On this basis, I can, in spite of the different weighting, still concur with the starting point of the conditions, 344
for which the majority of the Senate has established standards, of a permissible use of the traffic data for
warding off danger and for intelligence-service purposes (C V 2 b and c) but not with the requirements
which the majority of the Senate places on the use of the data for the prosecution of criminal offences (C V
2 a and C VI 3 a aa). In this respect, I regard the differentiated concept for the collection and use of data
for criminal prosecution created by the legislature in § 100g StPO as constitutional. It is the duty of the
judge competent to decide on the permissibility of a retrieval of data in every individual case to take due
account of the legal interests worthy of protection under Article 10.1 GG considering the weight of the
respective encroachment, as is explicitly demanded from the legislature particularly as regards the
criminal offences committed by means of telecommunications in § 100g.1 sentence 2 StPO.
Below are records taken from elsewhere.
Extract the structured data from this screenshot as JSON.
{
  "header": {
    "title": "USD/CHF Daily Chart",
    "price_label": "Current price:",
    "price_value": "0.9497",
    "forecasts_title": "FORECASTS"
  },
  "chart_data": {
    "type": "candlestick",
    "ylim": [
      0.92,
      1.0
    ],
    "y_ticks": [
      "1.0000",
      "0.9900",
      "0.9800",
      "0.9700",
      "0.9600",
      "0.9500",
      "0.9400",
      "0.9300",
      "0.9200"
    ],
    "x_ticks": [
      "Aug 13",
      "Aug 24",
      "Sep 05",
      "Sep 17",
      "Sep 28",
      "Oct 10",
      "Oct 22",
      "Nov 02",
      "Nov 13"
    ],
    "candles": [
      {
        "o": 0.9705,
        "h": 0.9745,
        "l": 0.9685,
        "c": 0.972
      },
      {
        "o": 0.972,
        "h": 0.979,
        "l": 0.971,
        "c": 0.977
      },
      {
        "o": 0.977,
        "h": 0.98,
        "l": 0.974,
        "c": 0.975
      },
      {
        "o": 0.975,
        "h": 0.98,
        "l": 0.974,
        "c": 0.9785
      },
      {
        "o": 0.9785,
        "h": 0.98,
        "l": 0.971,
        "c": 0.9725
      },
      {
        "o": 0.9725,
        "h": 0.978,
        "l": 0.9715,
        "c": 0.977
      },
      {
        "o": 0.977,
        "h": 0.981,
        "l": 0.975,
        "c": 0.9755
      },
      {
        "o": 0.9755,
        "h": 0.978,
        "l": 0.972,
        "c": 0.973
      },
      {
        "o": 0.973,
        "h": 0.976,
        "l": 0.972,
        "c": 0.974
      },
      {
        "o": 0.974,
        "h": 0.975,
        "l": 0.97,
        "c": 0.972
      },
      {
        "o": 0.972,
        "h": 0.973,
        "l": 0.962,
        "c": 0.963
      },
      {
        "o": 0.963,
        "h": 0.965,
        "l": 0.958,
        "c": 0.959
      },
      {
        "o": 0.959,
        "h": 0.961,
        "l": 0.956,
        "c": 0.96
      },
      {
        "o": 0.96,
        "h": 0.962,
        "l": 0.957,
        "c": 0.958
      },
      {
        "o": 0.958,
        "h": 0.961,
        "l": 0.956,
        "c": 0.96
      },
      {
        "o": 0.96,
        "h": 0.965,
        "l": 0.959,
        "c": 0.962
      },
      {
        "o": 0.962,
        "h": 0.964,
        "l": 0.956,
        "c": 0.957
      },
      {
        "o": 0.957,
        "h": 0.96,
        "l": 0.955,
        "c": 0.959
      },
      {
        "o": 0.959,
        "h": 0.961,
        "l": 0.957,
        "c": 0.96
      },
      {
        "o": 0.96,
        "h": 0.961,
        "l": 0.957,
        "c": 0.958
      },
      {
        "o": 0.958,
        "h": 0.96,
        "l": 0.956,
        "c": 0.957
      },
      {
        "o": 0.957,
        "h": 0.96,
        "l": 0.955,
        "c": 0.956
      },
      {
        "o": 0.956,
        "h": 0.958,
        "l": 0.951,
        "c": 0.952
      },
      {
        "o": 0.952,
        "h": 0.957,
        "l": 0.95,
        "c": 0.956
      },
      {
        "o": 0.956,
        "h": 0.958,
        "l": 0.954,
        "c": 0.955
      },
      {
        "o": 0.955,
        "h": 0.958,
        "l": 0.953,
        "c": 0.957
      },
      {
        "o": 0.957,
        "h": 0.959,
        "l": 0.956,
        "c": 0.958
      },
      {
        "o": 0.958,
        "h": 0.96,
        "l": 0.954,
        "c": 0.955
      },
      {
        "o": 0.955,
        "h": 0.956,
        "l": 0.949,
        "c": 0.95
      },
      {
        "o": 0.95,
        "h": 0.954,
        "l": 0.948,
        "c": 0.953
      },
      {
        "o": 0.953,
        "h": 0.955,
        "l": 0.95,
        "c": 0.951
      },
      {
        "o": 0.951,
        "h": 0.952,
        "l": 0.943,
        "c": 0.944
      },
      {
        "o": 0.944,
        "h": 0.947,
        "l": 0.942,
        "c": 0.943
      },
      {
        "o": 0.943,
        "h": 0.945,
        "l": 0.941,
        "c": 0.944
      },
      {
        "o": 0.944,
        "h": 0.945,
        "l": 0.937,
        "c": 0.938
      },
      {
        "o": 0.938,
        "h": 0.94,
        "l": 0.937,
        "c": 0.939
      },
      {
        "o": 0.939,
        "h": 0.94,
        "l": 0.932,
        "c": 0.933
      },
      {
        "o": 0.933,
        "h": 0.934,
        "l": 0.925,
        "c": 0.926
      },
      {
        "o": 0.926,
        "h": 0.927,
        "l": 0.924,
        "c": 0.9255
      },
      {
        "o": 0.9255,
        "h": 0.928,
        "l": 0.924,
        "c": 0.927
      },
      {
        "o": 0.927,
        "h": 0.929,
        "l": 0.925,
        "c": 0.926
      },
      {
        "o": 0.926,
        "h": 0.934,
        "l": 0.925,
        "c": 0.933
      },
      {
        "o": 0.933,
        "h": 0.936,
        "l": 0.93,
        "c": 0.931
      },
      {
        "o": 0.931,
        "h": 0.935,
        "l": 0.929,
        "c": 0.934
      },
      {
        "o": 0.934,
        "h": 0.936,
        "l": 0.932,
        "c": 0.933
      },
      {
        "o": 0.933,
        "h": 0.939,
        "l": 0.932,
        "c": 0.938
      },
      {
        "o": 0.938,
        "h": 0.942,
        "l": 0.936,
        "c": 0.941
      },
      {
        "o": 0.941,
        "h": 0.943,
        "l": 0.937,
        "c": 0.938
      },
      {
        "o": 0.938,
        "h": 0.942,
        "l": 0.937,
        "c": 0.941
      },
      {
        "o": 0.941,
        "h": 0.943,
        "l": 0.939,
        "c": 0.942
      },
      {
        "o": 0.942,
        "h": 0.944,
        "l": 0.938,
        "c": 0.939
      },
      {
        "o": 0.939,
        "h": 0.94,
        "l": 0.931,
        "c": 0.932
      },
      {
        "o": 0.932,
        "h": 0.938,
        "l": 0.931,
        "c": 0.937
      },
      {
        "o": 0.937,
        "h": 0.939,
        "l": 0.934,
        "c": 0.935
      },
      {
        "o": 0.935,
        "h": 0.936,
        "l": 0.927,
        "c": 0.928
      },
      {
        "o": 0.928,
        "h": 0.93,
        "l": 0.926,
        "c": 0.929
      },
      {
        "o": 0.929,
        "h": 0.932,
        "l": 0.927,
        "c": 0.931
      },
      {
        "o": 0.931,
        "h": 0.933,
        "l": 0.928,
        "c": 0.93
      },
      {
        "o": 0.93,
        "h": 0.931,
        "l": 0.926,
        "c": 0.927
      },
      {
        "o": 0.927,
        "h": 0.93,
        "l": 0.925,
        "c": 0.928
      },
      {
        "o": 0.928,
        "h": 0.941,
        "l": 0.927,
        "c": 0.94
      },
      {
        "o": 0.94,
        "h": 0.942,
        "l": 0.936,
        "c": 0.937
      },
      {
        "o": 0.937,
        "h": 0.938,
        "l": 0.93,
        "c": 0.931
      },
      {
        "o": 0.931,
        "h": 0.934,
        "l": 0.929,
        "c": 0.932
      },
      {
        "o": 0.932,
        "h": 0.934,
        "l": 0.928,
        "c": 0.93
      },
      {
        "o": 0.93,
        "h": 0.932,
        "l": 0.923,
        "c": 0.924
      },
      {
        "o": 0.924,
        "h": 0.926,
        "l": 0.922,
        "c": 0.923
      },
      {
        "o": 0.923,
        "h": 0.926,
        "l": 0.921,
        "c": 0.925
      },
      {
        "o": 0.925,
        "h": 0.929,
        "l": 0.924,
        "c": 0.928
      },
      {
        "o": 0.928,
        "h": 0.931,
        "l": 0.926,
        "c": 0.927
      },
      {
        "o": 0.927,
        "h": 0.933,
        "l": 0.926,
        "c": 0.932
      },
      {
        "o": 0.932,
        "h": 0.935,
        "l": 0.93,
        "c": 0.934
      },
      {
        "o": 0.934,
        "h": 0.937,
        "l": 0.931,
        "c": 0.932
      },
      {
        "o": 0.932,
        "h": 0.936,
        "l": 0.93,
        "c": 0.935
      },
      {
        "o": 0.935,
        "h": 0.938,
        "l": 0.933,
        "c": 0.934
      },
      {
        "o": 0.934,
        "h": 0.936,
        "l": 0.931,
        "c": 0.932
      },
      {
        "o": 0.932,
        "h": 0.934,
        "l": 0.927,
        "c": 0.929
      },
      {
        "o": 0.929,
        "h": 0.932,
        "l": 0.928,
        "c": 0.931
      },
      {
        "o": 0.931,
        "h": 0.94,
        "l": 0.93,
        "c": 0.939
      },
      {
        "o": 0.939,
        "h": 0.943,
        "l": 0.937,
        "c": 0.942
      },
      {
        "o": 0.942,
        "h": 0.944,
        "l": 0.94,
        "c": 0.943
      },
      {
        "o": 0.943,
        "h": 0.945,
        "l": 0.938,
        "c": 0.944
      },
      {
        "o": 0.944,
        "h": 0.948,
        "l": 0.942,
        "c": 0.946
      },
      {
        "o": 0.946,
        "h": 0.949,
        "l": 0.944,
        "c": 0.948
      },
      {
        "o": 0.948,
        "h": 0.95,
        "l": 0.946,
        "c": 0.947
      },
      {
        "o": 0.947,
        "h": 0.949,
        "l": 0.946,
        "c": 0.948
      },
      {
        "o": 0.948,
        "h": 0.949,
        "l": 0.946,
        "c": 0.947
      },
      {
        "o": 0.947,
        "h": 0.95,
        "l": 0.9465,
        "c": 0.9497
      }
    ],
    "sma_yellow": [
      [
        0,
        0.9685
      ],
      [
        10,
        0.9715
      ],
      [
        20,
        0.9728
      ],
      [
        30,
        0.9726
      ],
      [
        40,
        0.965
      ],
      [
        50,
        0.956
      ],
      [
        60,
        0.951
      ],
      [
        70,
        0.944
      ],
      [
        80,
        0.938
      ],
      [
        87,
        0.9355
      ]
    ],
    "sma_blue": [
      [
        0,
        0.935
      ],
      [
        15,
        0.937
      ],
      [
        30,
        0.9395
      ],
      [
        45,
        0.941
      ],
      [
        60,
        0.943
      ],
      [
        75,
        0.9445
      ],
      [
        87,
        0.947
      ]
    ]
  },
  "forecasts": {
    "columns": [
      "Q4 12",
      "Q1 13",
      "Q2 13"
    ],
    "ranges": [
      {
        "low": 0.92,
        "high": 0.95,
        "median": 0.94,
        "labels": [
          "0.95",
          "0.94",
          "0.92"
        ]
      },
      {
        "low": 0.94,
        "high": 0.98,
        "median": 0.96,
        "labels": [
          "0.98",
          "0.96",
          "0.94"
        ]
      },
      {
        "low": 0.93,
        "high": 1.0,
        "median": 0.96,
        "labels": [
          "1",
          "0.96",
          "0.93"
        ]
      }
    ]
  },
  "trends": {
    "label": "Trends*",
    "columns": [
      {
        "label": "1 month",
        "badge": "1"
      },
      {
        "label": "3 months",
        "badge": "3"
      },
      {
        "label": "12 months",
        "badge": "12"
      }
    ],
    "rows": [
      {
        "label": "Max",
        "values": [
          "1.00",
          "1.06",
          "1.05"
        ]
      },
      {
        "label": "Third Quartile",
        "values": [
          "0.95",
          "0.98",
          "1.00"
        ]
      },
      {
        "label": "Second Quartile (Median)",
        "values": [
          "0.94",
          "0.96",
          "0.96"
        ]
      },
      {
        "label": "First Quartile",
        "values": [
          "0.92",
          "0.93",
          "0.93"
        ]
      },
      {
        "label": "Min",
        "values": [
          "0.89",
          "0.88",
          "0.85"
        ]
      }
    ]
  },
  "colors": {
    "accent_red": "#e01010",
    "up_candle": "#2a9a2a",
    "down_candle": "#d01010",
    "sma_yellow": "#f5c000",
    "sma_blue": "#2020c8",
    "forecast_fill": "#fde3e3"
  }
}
4. In my opinion, even from the point of view of the majority of the Senate, merely the unconstitutionality 345
of the challenged provisions would have had to be established and according to the temporary injunctions
issued in this matter, at least the data collection and storage in the interim until the passing of a new,
constitutional provision would have had to be ordered. By declaring the provisions void without transition
and by establishing an obligation to delete the traffic data obtained on the basis of the temporary
injunctions, the majority of the Senate tolerates disadvantages for the prosecution of criminal offences but
above all the risk of dangers, which cannot be excluded, to important legal interests that must be protected
even though it regards instances of data retrieval which meet the requirements formulated in the
temporary injunctions as fundamentally constitutional and a corresponding legal regulation is to be
expected. I cannot concur with such a solution.